L'auteur ne satisfait toutefois pas la curiosité
des lecteur·ice·s tout de suite, et commence par planter le décor, plus
précisément le décor de son exercice, dans sa jeunesse, dans la
banlieue strasbourgeoise, recruté par les services sociaux. La
violence à laquelle il était alors confronté dépassait de loin
les coups échangés avec des gants de boxe : couteaux et fusils
étaient souvent sortis, le cycle de la violence difficile à briser
car les agressions déclenchaient le plus souvent une vengeance
(serait-ce par prévention, pour ne pas apparaître comme une cible
commode), et l'auteur lui-même a réchappé à plusieurs reprises à
des attaques dans lesquelles il aurait pu perdre la vie, les
professionnel·le·s n'étant pas particulièrement épargné·e·s. L'urgence
tant d'agir que d'agir autrement se fait donc clairement sentir dans
les premières pages du livre.
Le dispositif de la psychoboxe (du moins dans sa
pratique directement clinique : il existe aussi une psychoboxe
éducative, ou encore adaptée aux professionnel·le·s exposé·e·s à la
violence) consiste en un assaut entre le·a clinicien·ne et le·a patient·e,
dans les règles de la boxe française (donc on utilise les poings et
les pieds, mais le corps à corps ne fait pas partie intégrante du
combat comme par exemple en boxe thaï, et il existe quelques règles
contre-intuitives comme ne pas donner de coups de pied avec le tibia
ou encore ne pas attraper la jambe), sous l'œil d'un·e observateur·ice qui est
aussi clinicien·ne, suivi d'un débriefing sur ce qui s'est passé. Si
le déroulement est donc l'inverse d'une séance normale de sports de
combat (où on commence par apprendre la technique avant de démarrer
les assauts), patient·e et clinicien·ne se mettent d'accord au préalable
sur l'intensité de l'assaut (sachant que les coups ne sont jamais
portés à force réelle) et sa durée, et le·a patient·e a la liberté
de demander l'arrêt du combat à tout moment.
Les vignettes cliniques permettent de constater que
de nombreux enjeux apparaissent dans cet échange strictement cadré :
attaquer, se défendre, ce n'est pas anodin sur le plan psychique, en
particulier pour une personne qui a subi des violences (d'autant que
lorsque les coups sont portés par une figure d'autorité -parent...

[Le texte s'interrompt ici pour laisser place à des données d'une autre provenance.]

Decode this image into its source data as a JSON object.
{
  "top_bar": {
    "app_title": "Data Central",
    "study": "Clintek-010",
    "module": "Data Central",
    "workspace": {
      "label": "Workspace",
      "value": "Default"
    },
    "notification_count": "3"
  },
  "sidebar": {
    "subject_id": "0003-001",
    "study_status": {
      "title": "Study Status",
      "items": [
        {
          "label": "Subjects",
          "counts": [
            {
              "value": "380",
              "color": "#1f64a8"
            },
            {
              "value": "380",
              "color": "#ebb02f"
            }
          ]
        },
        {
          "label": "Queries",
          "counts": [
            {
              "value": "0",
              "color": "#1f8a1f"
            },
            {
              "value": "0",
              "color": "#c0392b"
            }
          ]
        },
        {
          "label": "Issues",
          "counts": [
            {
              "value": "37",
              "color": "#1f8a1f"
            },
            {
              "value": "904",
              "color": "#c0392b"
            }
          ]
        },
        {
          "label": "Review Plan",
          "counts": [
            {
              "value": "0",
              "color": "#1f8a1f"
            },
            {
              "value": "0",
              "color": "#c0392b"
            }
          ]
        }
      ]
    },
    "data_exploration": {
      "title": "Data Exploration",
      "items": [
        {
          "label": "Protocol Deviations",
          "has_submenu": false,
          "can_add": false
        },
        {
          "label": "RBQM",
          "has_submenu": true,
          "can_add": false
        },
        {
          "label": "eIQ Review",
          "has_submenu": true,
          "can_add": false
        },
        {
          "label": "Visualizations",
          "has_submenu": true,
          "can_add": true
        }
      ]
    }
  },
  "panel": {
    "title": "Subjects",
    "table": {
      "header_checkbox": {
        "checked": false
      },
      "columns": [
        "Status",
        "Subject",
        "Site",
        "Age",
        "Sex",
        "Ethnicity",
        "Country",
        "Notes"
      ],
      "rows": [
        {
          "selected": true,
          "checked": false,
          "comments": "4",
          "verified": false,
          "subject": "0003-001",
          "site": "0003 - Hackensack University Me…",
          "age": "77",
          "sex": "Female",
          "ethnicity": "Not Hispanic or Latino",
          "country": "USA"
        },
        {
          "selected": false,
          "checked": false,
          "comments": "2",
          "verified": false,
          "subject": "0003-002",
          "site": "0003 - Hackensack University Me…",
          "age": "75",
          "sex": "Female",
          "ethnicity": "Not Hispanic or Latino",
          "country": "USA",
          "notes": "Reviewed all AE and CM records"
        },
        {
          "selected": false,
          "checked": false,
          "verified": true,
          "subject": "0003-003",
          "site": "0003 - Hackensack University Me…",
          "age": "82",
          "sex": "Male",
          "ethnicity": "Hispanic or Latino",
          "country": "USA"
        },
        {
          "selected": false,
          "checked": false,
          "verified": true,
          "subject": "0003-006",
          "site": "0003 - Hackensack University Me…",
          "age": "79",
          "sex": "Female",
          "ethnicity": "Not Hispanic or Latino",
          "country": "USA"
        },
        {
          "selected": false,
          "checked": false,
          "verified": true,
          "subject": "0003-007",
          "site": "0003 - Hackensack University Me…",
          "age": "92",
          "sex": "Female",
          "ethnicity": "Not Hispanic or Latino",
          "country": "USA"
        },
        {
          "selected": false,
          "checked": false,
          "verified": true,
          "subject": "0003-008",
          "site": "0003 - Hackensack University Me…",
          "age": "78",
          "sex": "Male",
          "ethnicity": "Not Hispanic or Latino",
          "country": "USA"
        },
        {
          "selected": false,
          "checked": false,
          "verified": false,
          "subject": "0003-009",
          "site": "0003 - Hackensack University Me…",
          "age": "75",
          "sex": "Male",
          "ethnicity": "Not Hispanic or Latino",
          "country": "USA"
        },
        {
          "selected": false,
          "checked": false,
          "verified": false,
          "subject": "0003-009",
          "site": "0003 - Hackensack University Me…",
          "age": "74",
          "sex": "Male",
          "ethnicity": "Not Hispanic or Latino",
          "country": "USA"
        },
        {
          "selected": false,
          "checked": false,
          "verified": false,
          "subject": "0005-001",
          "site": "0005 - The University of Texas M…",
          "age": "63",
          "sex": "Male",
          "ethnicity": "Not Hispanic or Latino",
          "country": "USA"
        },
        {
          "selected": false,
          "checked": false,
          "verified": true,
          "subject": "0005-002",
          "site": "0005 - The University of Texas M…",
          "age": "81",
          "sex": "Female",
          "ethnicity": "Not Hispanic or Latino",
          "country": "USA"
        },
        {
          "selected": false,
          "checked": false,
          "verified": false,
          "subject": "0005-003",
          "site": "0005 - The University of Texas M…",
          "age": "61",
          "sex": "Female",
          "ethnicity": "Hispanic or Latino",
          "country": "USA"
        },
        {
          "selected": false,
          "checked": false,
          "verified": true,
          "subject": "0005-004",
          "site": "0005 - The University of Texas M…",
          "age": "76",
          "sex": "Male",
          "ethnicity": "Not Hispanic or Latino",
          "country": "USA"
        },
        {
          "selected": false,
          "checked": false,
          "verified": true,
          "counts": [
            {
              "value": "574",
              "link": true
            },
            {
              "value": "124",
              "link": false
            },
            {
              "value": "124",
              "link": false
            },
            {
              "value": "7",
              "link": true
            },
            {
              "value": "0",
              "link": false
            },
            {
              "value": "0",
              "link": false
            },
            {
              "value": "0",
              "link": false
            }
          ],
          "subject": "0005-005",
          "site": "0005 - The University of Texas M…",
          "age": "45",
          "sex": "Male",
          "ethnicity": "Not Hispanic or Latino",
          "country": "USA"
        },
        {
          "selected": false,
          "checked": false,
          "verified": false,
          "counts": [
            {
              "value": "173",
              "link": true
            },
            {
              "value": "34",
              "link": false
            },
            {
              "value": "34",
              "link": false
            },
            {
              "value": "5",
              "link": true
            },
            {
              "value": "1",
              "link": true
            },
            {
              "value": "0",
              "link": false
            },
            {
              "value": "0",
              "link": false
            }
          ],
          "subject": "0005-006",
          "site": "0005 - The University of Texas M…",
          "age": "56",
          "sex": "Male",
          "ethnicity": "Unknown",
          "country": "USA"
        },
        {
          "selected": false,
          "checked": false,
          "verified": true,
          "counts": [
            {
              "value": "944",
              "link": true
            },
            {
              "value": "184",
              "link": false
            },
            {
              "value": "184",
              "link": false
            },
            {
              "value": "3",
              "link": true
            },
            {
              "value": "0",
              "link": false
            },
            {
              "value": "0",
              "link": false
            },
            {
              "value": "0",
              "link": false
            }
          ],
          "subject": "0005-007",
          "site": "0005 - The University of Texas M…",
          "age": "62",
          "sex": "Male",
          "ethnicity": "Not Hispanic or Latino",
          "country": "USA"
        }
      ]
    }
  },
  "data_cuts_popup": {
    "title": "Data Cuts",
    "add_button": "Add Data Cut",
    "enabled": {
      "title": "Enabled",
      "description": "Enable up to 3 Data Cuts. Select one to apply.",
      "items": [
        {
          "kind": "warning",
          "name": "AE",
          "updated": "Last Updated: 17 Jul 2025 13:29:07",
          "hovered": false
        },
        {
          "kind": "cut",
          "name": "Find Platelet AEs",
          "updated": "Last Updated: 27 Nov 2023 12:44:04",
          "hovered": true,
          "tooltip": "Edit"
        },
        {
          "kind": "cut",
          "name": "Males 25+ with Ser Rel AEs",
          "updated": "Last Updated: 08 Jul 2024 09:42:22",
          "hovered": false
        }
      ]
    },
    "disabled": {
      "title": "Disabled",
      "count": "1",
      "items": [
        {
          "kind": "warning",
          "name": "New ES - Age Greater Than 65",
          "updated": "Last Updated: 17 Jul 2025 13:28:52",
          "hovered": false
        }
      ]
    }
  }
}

ou encore éducateur·ice ou enseignant·e-, il n'est pas toujours recommandé
de riposter). On peut ajouter à ces enjeux le fait de devoir
soutenir le regard de l'adversaire (c'est un peu plus pratique pour
voir venir les coups ou frapper dans la bonne direction), le fait que
le combat ait lieu dans un cadre protecteur (certain·e·s patient·e·s
habitué·e·s du combat de rue, assez endurci·e·s pour ne plus sentir les
coups, étaient par exemple très perturbés par la "douceur" des
attaques), l'implication physique très directe du ou de la thérapeute (tout
psychanalyste qu'il est, l'auteur ne recommande à aucun moment
l'attention flottante freudienne!), ... La verbalisation de ce qui est
d'abord passé par un ressenti physique, l'idée qu'on peut attaquer
et se faire attaquer sans qu'il y ait destruction du ou de la perdant·e, est
généralement, sur plusieurs séances, la source du progrès, pour
des patient·e·s ayant un vécu particulièrement difficile. Bon, il y a
aussi le cas de ce jeune, adressé à l'auteur en désespoir de
cause, qui a pris le train avec une éducatrice pour la lointaine
banlieue strasbourgeoise... et qui allait mieux avant même d'enfiler
des gants car il avait pu parler pendant le trajet, mais ce n'est
peut-être pas le plus représentatif.
Si le livre contient parfois des développements
psychanalytiques complexes, les enjeux et modalités de la psychoboxe
sont clairement expliqués, et cette thérapie, que l'auteur
rapproche du psychodrame, paraît bien moins fantaisiste à la fin
de la lecture qu'elle ne pouvait le sembler au début. C'est aussi un
éclairage sur un pan du psychisme qui est peu exploré.